Rice seedlings in a 50 mu (300-acre) field in Deyang, Sichuan province, have been rearranged so that when viewed from above they resemble a ceremonial mask from China’s Sanxingdui archeological site. Sanxingdui, first discovered in 1929, is believed to be the ruins of a Bronze Age civilization that was distinct from the better-known Yellow River civilization existing at the same time.

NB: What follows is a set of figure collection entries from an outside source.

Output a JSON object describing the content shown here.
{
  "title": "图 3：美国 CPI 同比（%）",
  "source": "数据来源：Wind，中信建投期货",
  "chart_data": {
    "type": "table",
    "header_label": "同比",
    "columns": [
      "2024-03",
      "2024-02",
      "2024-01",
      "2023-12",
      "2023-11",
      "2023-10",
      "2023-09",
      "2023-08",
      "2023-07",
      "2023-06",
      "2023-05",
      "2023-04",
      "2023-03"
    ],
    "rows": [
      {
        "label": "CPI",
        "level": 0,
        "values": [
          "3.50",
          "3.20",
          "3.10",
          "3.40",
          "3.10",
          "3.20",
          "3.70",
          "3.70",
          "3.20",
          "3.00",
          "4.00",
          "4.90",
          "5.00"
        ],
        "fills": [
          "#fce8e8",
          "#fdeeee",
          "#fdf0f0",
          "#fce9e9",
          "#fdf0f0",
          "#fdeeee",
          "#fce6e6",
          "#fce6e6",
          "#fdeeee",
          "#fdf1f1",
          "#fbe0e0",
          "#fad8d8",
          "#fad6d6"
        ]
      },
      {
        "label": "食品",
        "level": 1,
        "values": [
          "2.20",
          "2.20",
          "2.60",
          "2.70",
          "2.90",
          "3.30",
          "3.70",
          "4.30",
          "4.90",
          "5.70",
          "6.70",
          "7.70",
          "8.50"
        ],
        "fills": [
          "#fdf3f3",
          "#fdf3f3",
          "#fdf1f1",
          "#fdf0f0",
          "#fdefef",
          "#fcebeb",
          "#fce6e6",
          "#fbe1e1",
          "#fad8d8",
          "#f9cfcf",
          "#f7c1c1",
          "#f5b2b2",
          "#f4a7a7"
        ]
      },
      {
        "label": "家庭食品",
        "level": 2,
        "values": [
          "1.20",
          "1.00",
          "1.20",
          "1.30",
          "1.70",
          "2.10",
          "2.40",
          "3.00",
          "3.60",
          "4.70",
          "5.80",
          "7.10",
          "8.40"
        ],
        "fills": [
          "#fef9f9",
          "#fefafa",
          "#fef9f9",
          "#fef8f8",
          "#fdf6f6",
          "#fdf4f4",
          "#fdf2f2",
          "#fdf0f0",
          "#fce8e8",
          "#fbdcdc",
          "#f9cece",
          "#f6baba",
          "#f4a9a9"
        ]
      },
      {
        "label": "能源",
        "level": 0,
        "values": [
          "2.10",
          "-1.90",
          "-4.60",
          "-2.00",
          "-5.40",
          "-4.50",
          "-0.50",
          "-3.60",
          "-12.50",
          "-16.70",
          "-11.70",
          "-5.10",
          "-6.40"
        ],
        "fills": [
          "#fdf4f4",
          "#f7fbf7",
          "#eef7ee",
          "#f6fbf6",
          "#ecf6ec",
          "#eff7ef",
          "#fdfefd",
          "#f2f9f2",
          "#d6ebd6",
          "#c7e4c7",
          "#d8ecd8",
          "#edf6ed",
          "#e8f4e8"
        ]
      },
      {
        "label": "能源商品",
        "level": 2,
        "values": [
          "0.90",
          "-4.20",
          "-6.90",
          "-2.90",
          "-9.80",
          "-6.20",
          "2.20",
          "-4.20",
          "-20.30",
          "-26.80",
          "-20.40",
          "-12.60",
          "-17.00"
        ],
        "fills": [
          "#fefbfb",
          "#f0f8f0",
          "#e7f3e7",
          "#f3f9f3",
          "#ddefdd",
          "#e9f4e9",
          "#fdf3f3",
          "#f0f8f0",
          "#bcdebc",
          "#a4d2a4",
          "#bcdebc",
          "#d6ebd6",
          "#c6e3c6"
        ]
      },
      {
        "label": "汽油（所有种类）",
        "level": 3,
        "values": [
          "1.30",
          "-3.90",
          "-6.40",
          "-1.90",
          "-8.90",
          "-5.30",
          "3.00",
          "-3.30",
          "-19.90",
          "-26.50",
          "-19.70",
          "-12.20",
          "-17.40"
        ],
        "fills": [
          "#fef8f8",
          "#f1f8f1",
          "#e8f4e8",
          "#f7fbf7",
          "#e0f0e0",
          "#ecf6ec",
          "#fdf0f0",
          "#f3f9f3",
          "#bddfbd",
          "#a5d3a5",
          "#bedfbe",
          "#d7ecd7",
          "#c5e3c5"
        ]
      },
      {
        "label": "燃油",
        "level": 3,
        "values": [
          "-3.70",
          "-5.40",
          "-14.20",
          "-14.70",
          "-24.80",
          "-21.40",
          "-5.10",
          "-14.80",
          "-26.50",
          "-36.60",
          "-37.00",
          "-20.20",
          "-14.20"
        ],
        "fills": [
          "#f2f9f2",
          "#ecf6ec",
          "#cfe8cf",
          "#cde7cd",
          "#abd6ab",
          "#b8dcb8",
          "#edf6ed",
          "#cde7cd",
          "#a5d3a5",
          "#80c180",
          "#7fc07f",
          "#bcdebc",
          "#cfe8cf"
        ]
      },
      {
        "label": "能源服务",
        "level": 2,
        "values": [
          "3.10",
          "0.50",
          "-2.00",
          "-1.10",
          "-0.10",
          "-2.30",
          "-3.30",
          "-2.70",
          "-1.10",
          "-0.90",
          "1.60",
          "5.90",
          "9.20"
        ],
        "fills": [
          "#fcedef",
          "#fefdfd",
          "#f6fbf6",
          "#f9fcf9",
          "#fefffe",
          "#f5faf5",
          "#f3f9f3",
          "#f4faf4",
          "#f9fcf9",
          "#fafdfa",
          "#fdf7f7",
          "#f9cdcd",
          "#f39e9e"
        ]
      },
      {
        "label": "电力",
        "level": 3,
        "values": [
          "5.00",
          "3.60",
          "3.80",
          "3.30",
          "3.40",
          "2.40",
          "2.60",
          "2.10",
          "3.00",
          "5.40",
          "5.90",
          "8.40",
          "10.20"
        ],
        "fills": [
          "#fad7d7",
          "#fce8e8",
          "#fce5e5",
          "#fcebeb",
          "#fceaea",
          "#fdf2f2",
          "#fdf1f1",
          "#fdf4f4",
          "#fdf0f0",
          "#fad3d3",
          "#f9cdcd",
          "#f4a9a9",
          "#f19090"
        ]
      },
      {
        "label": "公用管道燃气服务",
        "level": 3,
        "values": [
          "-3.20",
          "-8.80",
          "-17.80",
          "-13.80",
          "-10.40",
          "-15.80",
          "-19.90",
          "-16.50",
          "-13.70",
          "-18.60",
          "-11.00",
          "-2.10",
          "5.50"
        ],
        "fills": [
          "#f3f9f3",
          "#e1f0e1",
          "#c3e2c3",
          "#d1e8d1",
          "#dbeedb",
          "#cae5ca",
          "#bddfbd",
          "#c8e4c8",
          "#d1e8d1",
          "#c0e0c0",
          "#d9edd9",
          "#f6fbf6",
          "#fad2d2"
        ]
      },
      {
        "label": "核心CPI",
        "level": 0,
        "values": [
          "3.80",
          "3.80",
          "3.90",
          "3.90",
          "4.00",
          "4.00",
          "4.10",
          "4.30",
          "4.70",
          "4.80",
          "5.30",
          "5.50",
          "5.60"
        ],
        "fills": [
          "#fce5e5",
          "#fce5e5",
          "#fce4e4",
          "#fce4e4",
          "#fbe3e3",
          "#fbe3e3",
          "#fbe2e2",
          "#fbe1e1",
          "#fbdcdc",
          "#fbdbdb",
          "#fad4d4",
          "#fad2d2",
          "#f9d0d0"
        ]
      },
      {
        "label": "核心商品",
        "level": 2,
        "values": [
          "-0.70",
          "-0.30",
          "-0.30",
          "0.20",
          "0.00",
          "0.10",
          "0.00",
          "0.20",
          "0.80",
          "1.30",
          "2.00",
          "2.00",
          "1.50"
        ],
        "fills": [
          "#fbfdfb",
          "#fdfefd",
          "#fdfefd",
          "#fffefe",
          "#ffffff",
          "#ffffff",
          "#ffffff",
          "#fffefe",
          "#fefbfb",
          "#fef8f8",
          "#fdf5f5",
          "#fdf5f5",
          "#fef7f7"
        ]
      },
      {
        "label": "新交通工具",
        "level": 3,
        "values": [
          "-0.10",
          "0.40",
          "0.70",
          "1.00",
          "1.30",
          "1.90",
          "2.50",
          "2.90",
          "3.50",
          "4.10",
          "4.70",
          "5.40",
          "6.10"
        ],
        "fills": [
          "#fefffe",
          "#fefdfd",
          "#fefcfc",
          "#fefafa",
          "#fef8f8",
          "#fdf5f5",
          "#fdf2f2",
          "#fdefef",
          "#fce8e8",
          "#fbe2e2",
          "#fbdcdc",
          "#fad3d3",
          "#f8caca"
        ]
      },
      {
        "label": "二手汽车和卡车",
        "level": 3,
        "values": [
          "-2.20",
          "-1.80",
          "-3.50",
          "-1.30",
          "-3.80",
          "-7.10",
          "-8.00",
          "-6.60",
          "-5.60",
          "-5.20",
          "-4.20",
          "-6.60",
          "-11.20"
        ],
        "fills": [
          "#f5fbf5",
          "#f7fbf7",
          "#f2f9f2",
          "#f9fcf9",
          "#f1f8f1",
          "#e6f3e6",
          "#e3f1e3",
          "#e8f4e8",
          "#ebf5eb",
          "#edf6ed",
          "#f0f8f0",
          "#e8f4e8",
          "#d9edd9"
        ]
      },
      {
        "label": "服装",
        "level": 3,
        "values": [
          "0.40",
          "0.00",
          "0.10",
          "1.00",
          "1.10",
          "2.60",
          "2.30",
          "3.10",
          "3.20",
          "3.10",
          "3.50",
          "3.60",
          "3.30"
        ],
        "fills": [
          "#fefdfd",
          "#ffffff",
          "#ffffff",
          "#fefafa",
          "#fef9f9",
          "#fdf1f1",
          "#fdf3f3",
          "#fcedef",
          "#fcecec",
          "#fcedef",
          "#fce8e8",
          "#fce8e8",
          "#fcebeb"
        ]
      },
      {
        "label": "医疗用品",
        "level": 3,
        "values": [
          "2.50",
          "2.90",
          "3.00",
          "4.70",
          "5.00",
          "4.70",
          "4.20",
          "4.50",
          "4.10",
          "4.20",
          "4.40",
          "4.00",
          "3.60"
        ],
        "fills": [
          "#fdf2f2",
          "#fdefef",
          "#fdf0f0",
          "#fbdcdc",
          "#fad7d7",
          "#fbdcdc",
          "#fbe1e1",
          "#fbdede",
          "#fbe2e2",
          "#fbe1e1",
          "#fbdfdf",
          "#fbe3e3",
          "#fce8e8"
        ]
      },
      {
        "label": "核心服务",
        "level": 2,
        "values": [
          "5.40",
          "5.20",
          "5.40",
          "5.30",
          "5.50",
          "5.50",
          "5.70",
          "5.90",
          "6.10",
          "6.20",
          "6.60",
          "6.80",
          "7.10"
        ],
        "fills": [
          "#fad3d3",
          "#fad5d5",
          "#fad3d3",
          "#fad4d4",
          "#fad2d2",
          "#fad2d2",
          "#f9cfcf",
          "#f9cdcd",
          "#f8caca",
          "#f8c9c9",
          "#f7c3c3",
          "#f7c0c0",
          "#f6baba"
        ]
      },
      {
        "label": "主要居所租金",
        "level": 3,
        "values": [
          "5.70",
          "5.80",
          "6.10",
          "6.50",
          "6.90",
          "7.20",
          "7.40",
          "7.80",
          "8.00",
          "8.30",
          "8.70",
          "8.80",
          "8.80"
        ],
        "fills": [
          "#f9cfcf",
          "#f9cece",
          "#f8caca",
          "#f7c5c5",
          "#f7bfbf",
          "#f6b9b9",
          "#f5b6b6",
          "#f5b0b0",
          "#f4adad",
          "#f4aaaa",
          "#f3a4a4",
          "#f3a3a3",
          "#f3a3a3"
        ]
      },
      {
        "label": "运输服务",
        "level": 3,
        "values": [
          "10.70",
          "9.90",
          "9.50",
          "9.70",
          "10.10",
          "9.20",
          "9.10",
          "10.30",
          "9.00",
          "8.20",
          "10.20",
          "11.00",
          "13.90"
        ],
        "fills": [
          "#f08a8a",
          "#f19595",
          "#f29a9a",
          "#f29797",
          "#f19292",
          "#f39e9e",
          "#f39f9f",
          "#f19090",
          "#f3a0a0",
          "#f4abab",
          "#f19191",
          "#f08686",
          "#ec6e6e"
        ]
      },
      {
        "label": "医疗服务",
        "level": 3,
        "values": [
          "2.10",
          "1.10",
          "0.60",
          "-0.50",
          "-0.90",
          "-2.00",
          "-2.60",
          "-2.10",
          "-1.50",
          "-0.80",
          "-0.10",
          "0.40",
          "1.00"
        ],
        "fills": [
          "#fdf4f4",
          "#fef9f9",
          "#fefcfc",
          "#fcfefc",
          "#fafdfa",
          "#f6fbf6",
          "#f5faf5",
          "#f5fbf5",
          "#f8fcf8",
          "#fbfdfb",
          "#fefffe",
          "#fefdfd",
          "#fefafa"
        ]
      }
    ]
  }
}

Midnight gaming control for minors

Technology giant Tencent has announced a “Midnight Patrol” feature that will use facial recognition to identify gamers under 18 and keep them from logging in between the hours of 10 p.m. and 8 a.m. on its Tencent Games platform. Underage gamers in China are already restricted to a maximum of 90 minutes of playing daily in order to keep addiction at bay.

Bio-tech company seeks stinky donations

A bio-tech company in Shenzhen is recruiting volunteers to donate their excrement for research on intestinal disease treatment, offering qualified volunteers a 300 yuan reward for each donation. Each volunteer can donate 22 times per month.

Suspect feigning coma woken by delicious meal

When a man in Xiaogan, Hubei province, was arrested for fraud, he had the genius idea of pretending to have fallen into a coma to avoid police interrogation. Doctors failed to rouse him, despite trying all sorts of invasive methods—such as inserting a catheter into his bladder, and giving him an ECG—until the third day, when a police officer ate a delicious meal beside the suspect’s bed…and the tantalizing smell “woke” him up.

Amusement park offers “aquatic mahjong”

An amusement park in Chengdu, Sichuan province, set up mahjong tables in a pool to attract visitors during the current hot summer weather.